Para Renata Di Francesco, há uma romantização comum em torno do processo de amamentação, o que muitas vezes transmite a falsa impressão de ser algo simples. No entanto, essa experiência é única para cada mãe e pode ser mais complexa e dolorosa para algumas do que para outras. Nessas situações, as mulheres podem sentir que algo está errado quando, na verdade, é uma parte comum do ato de amamentar.
Pequenos ajustes, como a mudança de posição durante a amamentação, podem melhorar essa experiência. “É um processo de adaptação que, ao ser ajustado pela interação entre mãe e filho, pode se tornar prazeroso tanto para o bebê quanto para a mãe”, destaca.
A Academia Americana de Pediatria reforça, porém, que a dor não deve ser o único motivo para a realização da frenectomia em bebês. “A dor no mamilo, por si só, é um indicador insuficiente, pois entre 34% e 96% das mães que amamentam sentem dor nos mamilos no período imediatamente após o parto”, pontua a entidade em seu relatório.
“O momento e a persistência dos sintomas podem ser fatores importantes, já que a maioria das dores nos mamilos atinge seu pico cerca de três dias após o parto e diminui para níveis leves para a maioria das mulheres dentro de sete a dez dias.”
Do déficit de informação aos riscos
A frenectomia é feita em consultório e pode ser realizada por cirurgiões-dentistas, pediatras e otorrinolaringologistas, sem uma idade específica para a intervenção. O procedimento pode se dar de duas formas: com tesoura cirúrgica ou com laser.
Além de ser indicada para melhorar a amamentação quando necessário, a frenectomia também pode ser recomendada para resolver problemas relacionados à mobilidade da língua, como dificuldades na fala e na pronúncia. “Não há estudos que comprovem a superioridade de uma técnica em relação à outra. A escolha do método geralmente depende da experiência do profissional com cada abordagem”, explica a cirurgiã-dentista.

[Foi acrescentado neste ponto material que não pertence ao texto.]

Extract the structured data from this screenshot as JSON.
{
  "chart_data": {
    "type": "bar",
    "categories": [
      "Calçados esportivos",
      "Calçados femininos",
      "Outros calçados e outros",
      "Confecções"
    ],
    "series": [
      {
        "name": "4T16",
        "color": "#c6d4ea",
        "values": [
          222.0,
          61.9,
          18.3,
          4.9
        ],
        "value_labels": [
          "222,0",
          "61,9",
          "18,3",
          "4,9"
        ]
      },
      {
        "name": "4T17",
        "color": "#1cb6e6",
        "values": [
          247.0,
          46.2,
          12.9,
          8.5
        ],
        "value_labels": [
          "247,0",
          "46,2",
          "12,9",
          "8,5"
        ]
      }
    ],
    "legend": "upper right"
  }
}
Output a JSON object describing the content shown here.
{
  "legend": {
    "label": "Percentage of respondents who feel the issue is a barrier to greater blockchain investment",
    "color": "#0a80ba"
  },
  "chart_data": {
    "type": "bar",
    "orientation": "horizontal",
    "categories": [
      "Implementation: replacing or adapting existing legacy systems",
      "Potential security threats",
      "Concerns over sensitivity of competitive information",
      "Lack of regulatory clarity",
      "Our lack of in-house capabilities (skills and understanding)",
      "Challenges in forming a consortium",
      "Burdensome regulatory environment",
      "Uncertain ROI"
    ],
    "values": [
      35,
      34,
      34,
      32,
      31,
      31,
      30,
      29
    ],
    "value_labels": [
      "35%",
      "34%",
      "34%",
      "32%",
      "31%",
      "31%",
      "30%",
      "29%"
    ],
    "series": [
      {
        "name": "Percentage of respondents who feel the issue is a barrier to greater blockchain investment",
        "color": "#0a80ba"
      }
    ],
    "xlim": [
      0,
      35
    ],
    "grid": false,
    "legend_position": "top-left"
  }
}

Embora seja considerada uma cirurgia simples, como qualquer procedimento cirúrgico, ela não está isenta de riscos. Complicações como dor pós-operatória intensa, dificuldades alimentares e até aversão à comida podem acontecer.
Além disso, existe o risco de sangramentos e, em casos mais graves, de hemorragia. “Não é só um ‘pique’ na língua, como muitos dizem. Se, por exemplo, a criança se mover durante o procedimento e o controle do sangramento não for adequado, pode ocorrer uma perda excessiva de sangue”, alerta a médica da SBP. “Por isso, é importante ponderar os riscos e benefícios e questionar a real necessidade da cirurgia, além de buscar por profissionais com experiência nesse tipo de intervenção.”
Para os especialistas da AAP, uma abordagem multidisciplinar, que envolva a avaliação e a comunicação entre profissionais de diferentes áreas, como especialistas em lactação, cirurgiões e pediatrias, pode ajudar a garantir que as cirurgias sejam baseadas em diagnósticos precisos.
Na visão de Aline Moreno, isso pode ser uma dificuldade no Brasil, já que a amamentação ainda é um tema pouco discutido na formação profissional por aqui.
“Existe um déficit de informação entre os profissionais, o que acaba influenciando na conduta. Muitas vezes, as mães chegam com um diagnóstico de ‘língua presa’ e pronto. Por ser um procedimento simples, realizado em consultório, o profissional pode adotar a postura de ‘vamos ver se resolve’, o que não vai acontecer se houver outros fatores envolvidos”, destaca. “A batalha hoje em dia é para que a gente consiga capacitar mais profissionais, especialmente os da atenção primária, para garantir que esse tipo de problema não seja enfrentado de maneira tão intervencionista.”